Season 3 - Beast Evolution:
The concept was exciting: fight beasts, gain their abilities, evolve them into more powerful versions. The execution fell short.
Core Problems:
- Limited uptime: Effect only lasts 15 seconds on enemies at 40% HP or below (rare/boss tier), with a 40-second cooldown
- Timing issues: If you bring a boss to 40% HP without the beast active, it feels like you never had it, you going to kill it without him. It was great promise but just feel short.
- More achievement than tool: Unlike the T-Rex pet (100% uptime boost), the evolved beast feels absent during actual gameplay.
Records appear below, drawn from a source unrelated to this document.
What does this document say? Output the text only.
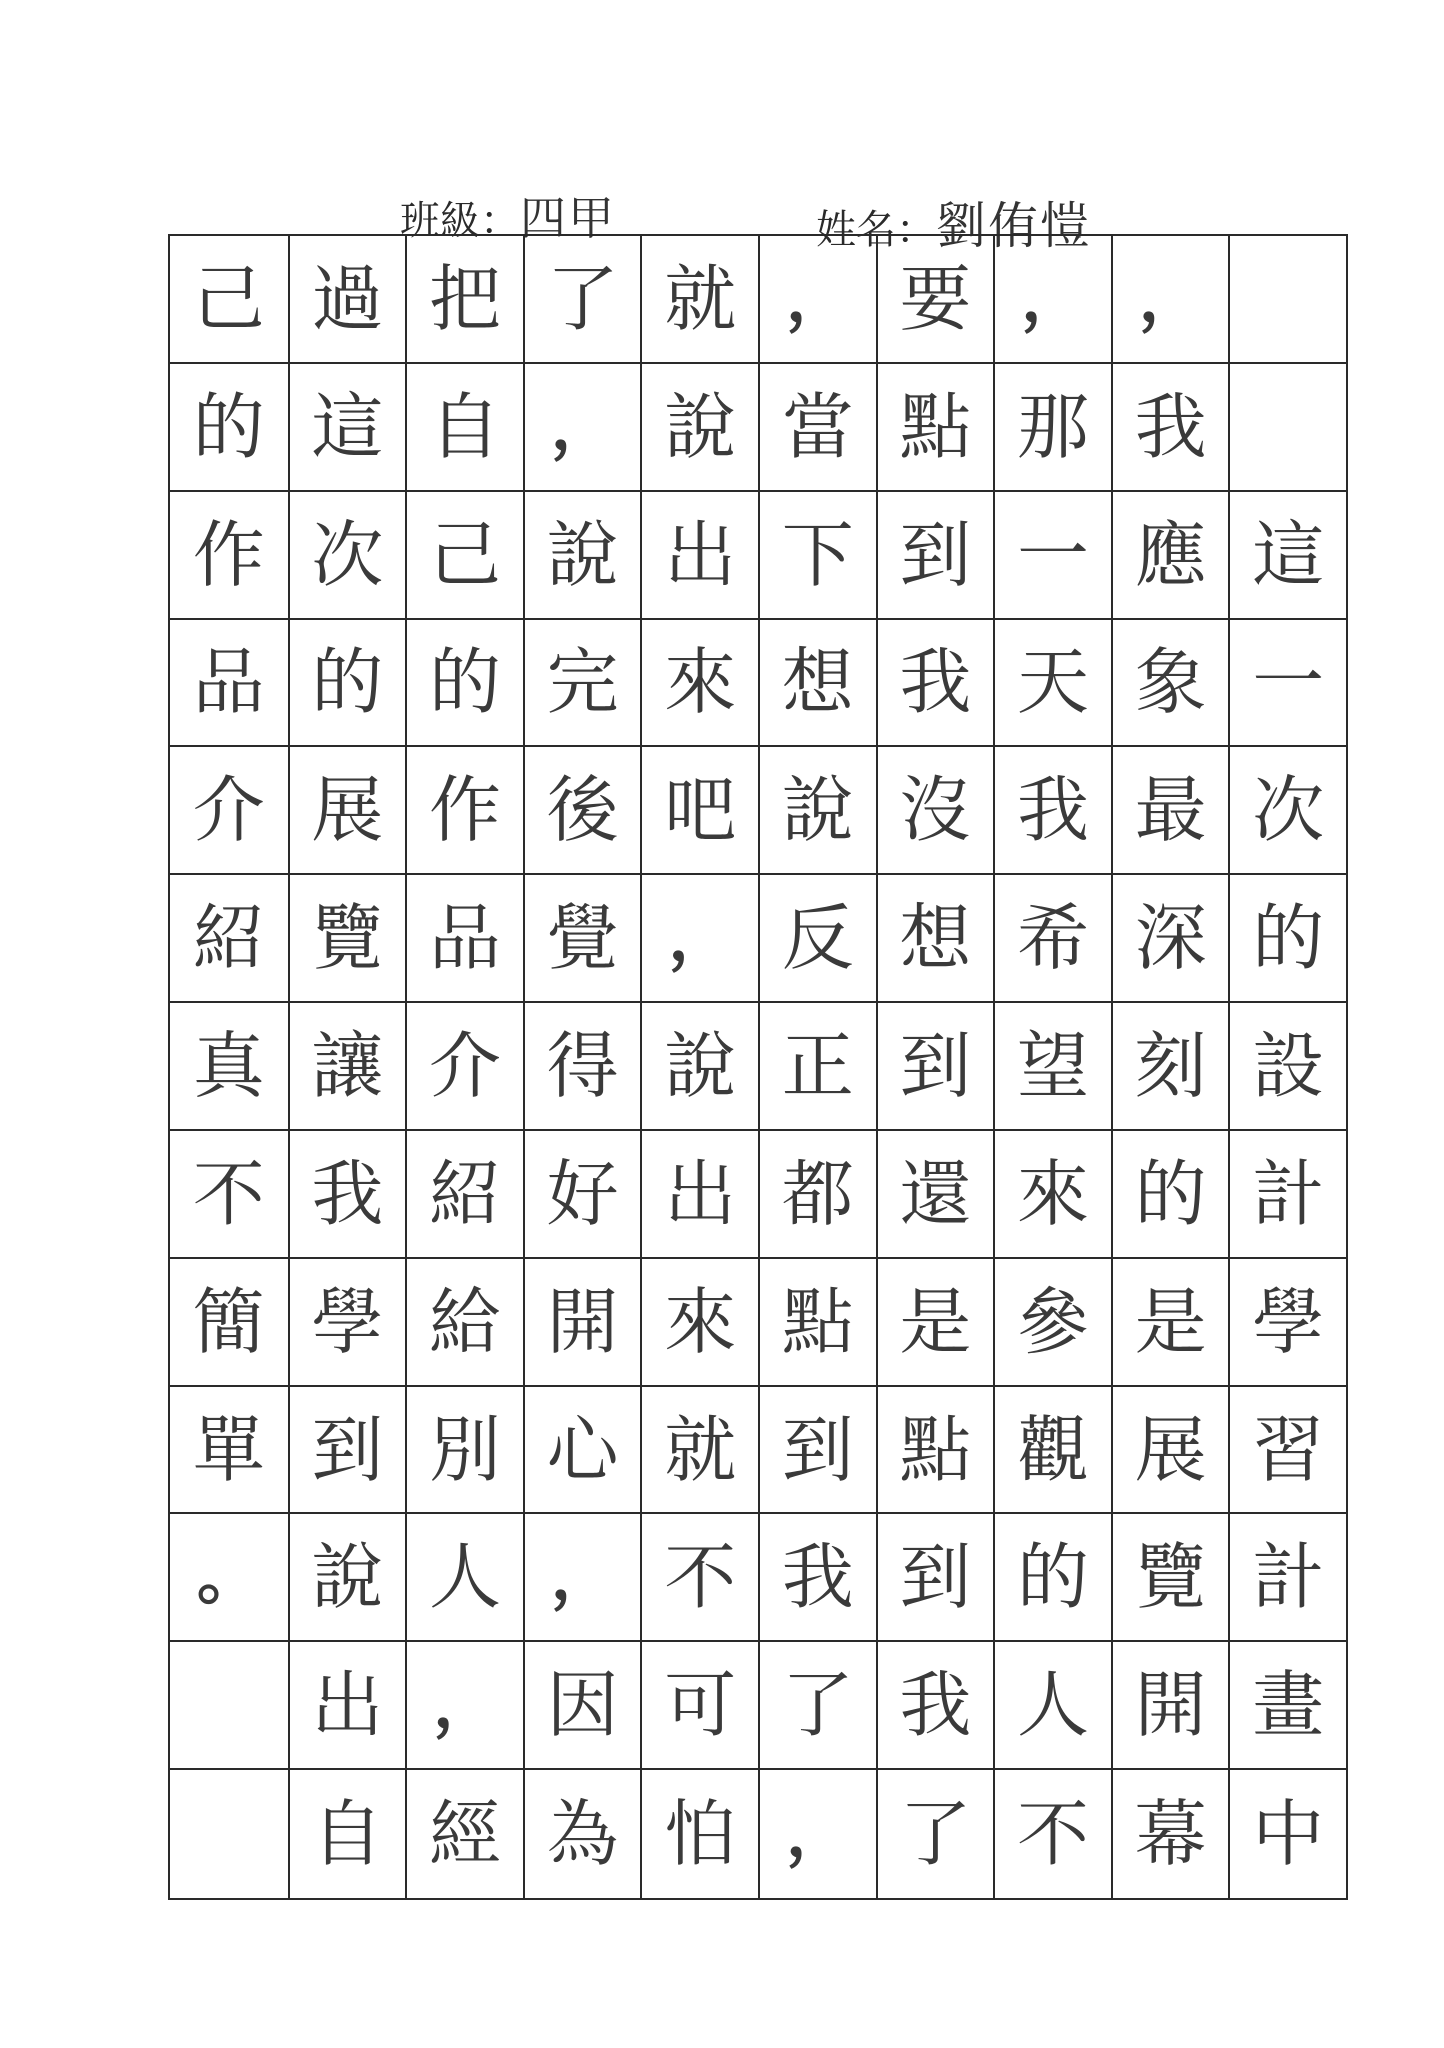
班級：四甲	姓名：劉侑愷
這
一
次
的
設
計
學
習
計
畫
中
，
我
應
象
最
深
刻
的
是
展
覽
開
幕
，
那
一
天
我
希
望
來
參
觀
的
人
不
要
點
到
我
沒
想
到
還
是
點
到
我
了
，
當
下
想
說
反
正
都
點
到
我
了
，
就
說
出
來
吧
，
說
出
來
就
不
可
怕
了
，
說
完
後
覺
得
好
開
心
，
因
為
把
自
己
的
作
品
介
紹
給
別
人
，
經
過
這
次
的
展
覽
讓
我
學
到
說
出
自
己
的
作
品
介
紹
真
不
簡
單
。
It should’ve beem YOU evolved this beast not it just a loot mechanic to select what drops and rewars are.
What worked:
- Concept of earning abilities by defeating beasts with those abilities
- Evolution system progression
The beast needs better uptime or different activation conditions to feel like a meaningful companion rather than a situational cooldown.
Primordial Items:
The “so powerful you can only equip one” design is interesting but uneven.
Issues:
- Power levels vary drastically between items
- Some feel genuinely powerful and build-defining
- Others feel underwhelming or situational
- Some would work better as set items rather than standalone primordials
Final Thoughts:
Last Epoch has incredible foundations with its skill tree system. Season 1 showed strong potential for endgame additions. However, Seasons 2 and 3 felt more incremental, with good ideas that needed better execution. Season 2 fragments content into isolated mechanics rather than integrating them naturally, and Season 3’s beast system feels more like an achievement than a gameplay tool. A recurring theme is the disconnect between developer vision and player freedom - the game shines when it lets players experiment and discover, but struggles when it forces specific playstyles or limits creative expression.